3.1. Quality of studies

All included papers were of moderate or high quality (Table 1) ranging in scores from 57% (Johnston et al., 2012) to 88% (Cesa et al., 2013). The lower quality percentage scores were generally attributable to poor reporting of research design and the findings being unclear, poorly described or inconsistently reported. Three studies were conducted in the USA (Behm-Morawitz et al., 2016; Napolitano et al., 2013; Johnston et al., 2012), two in Italy (Manzoni et al., 2016; Cesa et al., 2013) and one in Australia (Ossolinski et al., 2017).

3.2. Types of interventions

Four papers reported Randomized Controlled Trials (RCTs) (Ossolinski et al., 2017; Behm-Morawitz et al., 2016; Manzoni et al., 2016; Cesa et al., 2013), one study used a mixed methods approach (Napolitano et al., 2013) and one study used a before-after research design (Johnston et al., 2012). The target participant group varied across the studies with weight loss intervention aimed at: (a) obese women with binge eating disorders (Cesa et al., 2013); (b) women with morbid obesity (Manzoni et al., 2016); (c) overweight adults (Behm-Morawitz et al., 2016; Napolitano et al., 2013); (d) adults with a BMI of 25Kg/m2 or greater with access to an internet-connected computer (Johnston et al., 2012) and (e) adults with a BMI >25Kg/m2 wanting to lose weight (Ossolinski et al., 2017).

3.3. Intervention delivery

Four papers used avatars within a 3D social virtual world environment (second life or similar) (Behm-Morawitz et al., 2016; Cesa et al., 2013; Johnston et al., 2012; Manzoni et al., 2016). One paper used a tailored avatar within a non-immersive VR environment (Napolitano et al., 2013) and another used a personalised computerised avatar application (app) (Ossolinski et al., 2017).

3.4. Weight loss

Of the six included papers, evaluation of weight loss between routine and routine plus avatar intervention was possible in three (Manzoni et al., 2016; Cesa et al., 2013; Johnston et al., 2012). A summary of these is provided in Table 2. The remaining 3 papers all identified weight loss in the intervention group, but diverse designs prevented direct comparison.

Table 2.

Weight loss.

Cesa et al. (2013) Clinical significant weight loss
  • Both routine and avatar arm achieved clinical significant weight loss in 5/6 weeks (routine arm = 5.9%, avatar arm = 6.0%).

  • Only avatar participants maintained or increased this weight loss at 12 month follow up compared to baseline measures (routine 2.1%, avatar 6.8%).

  • Routine participants regained an average of 2.4kgs of weight from end of programme up to 12 months.


Weight loss
  • Significant decreases in weight in all three arms of their RCT at 6 weeks among women with binge eating disorder (BED): (i) Enhanced Cognitive Therapy (ECT) -6.17 kg, CI -7 to −5.3, p < 0.001; (ii) Cognitive Behavioural Therapy (CBT) -7.1 kg, CI -7.9 to −6.2, p < 0.001 and (iii) Standard care, inpatient multimodal treatment (IP) -6.6 kg, CI -8.1 to −5.2, p < 0.001).
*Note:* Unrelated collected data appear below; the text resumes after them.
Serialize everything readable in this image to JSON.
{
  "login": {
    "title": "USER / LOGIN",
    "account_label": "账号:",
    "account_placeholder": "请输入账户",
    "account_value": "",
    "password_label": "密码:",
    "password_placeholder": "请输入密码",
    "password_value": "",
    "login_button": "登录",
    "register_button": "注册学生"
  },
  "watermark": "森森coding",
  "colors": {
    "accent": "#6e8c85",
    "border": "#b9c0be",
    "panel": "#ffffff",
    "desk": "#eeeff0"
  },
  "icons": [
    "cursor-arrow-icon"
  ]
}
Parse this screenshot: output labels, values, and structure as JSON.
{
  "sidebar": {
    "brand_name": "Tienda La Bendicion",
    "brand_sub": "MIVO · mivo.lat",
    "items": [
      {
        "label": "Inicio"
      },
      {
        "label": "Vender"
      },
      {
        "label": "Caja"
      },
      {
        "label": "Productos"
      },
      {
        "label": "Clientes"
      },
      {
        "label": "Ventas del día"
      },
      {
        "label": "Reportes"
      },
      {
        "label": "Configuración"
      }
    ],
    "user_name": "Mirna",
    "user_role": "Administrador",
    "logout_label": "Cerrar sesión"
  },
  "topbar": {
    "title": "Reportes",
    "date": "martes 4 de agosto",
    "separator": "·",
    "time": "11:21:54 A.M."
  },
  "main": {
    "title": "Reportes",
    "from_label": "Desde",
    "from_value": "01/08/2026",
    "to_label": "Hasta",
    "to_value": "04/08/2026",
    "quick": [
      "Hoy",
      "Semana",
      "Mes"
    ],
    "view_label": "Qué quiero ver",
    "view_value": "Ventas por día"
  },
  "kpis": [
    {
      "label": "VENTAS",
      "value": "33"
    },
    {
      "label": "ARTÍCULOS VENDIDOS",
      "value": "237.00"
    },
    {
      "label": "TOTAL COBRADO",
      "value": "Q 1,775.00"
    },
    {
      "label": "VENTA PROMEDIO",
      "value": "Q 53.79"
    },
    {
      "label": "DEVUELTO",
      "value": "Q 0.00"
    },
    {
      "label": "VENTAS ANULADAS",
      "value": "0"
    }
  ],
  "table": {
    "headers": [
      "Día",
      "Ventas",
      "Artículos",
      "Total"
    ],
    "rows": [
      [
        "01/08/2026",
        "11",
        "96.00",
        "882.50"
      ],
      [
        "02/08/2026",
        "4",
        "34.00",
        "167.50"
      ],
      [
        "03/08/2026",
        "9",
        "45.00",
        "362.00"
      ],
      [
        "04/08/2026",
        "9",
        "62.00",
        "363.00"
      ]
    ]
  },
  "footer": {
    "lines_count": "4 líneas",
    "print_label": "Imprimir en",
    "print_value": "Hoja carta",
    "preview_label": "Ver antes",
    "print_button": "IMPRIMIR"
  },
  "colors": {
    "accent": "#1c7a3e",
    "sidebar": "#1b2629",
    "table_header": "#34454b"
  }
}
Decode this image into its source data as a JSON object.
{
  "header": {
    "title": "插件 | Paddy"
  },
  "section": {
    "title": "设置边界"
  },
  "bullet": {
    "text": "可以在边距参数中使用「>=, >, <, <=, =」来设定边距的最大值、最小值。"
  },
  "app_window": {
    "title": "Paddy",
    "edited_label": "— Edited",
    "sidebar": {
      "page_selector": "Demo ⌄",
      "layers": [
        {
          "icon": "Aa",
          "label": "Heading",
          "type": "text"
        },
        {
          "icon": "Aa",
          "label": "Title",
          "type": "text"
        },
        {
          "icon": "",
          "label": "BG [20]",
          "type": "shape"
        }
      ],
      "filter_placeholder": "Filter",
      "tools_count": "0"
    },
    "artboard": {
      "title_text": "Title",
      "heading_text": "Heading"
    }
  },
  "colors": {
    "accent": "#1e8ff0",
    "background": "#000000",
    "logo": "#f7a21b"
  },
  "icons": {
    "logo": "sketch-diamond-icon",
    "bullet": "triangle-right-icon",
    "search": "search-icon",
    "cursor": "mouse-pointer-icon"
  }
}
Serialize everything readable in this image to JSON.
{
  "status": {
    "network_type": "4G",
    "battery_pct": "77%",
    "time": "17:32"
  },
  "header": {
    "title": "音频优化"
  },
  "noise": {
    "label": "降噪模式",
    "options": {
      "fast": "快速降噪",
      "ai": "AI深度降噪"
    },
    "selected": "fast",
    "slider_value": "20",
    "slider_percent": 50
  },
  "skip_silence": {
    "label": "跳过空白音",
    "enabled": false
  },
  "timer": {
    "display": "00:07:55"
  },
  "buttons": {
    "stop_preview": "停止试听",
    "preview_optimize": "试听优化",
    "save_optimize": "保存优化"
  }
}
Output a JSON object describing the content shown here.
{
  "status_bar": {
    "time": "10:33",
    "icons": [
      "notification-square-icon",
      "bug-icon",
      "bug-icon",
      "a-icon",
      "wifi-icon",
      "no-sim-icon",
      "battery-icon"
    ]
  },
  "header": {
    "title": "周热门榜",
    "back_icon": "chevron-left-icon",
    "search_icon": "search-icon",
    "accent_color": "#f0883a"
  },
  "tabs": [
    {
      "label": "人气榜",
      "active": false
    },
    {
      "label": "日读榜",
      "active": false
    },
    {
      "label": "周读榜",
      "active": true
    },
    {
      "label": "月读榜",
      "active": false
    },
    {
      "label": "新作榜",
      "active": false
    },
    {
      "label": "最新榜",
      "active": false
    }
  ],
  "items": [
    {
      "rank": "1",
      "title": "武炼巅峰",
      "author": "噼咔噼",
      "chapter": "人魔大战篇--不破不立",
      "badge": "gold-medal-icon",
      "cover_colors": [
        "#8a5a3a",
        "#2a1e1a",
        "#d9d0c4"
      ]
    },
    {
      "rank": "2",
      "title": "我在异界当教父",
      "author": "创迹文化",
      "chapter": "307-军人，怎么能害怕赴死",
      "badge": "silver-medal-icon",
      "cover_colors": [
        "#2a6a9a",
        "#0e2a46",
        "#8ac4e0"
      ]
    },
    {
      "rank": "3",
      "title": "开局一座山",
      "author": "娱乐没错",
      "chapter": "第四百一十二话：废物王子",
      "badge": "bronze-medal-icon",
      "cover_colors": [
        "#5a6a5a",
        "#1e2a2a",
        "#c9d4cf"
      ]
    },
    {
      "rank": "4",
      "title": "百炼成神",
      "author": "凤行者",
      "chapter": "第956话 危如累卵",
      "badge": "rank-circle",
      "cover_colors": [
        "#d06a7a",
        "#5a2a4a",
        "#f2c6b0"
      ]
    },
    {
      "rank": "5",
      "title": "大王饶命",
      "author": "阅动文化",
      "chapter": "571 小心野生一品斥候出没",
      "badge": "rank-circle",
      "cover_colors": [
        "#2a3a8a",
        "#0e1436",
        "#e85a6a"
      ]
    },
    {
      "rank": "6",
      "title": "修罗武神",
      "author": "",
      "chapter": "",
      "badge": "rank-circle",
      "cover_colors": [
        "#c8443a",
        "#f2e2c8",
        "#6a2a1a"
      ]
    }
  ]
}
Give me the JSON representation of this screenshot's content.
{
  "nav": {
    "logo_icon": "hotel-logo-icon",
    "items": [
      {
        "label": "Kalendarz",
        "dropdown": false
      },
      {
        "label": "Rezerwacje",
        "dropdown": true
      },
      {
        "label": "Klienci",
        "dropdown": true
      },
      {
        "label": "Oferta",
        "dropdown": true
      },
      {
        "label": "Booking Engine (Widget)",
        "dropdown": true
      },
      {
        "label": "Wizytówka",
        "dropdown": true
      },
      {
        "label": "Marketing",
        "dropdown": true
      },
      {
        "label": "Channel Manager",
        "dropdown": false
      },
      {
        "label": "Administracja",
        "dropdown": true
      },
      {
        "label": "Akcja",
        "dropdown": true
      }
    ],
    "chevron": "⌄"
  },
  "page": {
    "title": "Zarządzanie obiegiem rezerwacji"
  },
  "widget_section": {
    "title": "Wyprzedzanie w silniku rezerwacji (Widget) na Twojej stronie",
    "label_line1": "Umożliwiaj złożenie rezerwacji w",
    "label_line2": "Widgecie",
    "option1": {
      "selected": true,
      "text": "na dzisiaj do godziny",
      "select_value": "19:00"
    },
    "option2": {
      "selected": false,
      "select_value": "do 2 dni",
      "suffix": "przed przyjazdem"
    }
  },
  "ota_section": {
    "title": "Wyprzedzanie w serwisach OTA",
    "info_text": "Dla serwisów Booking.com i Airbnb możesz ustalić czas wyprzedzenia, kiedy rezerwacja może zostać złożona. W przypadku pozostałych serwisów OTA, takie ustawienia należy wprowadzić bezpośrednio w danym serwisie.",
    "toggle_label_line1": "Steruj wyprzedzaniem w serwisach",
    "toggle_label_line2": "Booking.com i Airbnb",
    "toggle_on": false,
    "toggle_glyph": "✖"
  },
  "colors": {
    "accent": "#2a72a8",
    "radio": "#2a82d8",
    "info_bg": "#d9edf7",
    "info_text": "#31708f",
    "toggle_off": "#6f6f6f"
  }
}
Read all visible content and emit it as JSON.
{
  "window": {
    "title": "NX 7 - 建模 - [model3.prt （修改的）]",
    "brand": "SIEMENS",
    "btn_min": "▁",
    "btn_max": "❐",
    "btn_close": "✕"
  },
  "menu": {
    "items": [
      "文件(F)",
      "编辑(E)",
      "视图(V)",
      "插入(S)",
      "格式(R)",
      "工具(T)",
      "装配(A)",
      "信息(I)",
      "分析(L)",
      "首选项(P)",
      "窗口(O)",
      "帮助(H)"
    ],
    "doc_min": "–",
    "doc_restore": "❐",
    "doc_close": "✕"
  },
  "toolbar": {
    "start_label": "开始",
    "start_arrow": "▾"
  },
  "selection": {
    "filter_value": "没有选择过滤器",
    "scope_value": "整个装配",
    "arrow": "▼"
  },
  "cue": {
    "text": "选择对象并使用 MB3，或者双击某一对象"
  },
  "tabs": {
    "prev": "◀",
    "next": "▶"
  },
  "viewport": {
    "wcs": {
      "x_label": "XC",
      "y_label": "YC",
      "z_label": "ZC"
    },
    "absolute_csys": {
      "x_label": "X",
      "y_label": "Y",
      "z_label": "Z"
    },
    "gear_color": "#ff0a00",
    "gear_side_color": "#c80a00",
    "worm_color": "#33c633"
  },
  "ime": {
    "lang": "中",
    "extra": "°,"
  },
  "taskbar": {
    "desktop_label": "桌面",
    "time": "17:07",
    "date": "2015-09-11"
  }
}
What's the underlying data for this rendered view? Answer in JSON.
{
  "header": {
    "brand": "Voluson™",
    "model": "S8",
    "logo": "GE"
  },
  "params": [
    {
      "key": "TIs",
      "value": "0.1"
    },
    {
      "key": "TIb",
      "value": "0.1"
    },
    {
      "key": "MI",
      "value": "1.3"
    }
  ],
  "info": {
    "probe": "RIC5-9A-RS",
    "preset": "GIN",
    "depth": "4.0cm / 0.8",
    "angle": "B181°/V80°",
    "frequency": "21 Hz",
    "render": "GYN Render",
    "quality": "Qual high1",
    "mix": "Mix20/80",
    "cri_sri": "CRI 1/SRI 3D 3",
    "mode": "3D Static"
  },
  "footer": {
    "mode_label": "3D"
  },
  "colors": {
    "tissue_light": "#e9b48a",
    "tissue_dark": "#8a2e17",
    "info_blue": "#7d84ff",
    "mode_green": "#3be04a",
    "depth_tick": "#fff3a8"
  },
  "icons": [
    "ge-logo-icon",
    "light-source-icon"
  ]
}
  • No significant differences reported between the groups at the end of the 6 week treatment

  • Statistically significant increases in weight and BMI were observed in the IP treatment group (from 105 kg to 109.3 kg; P < 0.001) at one year follow-up;

  • No statistically significant weight and BMI changes were found between the end of the inpatient treatment and 1-year follow-up in CBT and ECT groups. Only ECT was effective for further improving weight loss at 1-year follow-up (p < 0.031).

Manzoni et al. (2016) Clinical significant weight loss
  • Both routine and avatar arm achieved clinical significant weight loss at 5/6 weeks (routine 6.2%, avatar 6.25%).

  • Only avatar arm participants maintained or increased 5% weight loss at 12 months (avatar = 5.98%).

  • The routine arm participants increased weight relative to initial weight value (increase weight of 4.7 kg or 4.27%). This difference is clinically and statistically significant.


Weight loss
  • Significant differences between the VR enhanced CBT and the standard behavioural program (SBP) conditions, and also between the CBT and the SBP conditions, but not between VR and CBT in their inpatient programme for women with morbid obesity.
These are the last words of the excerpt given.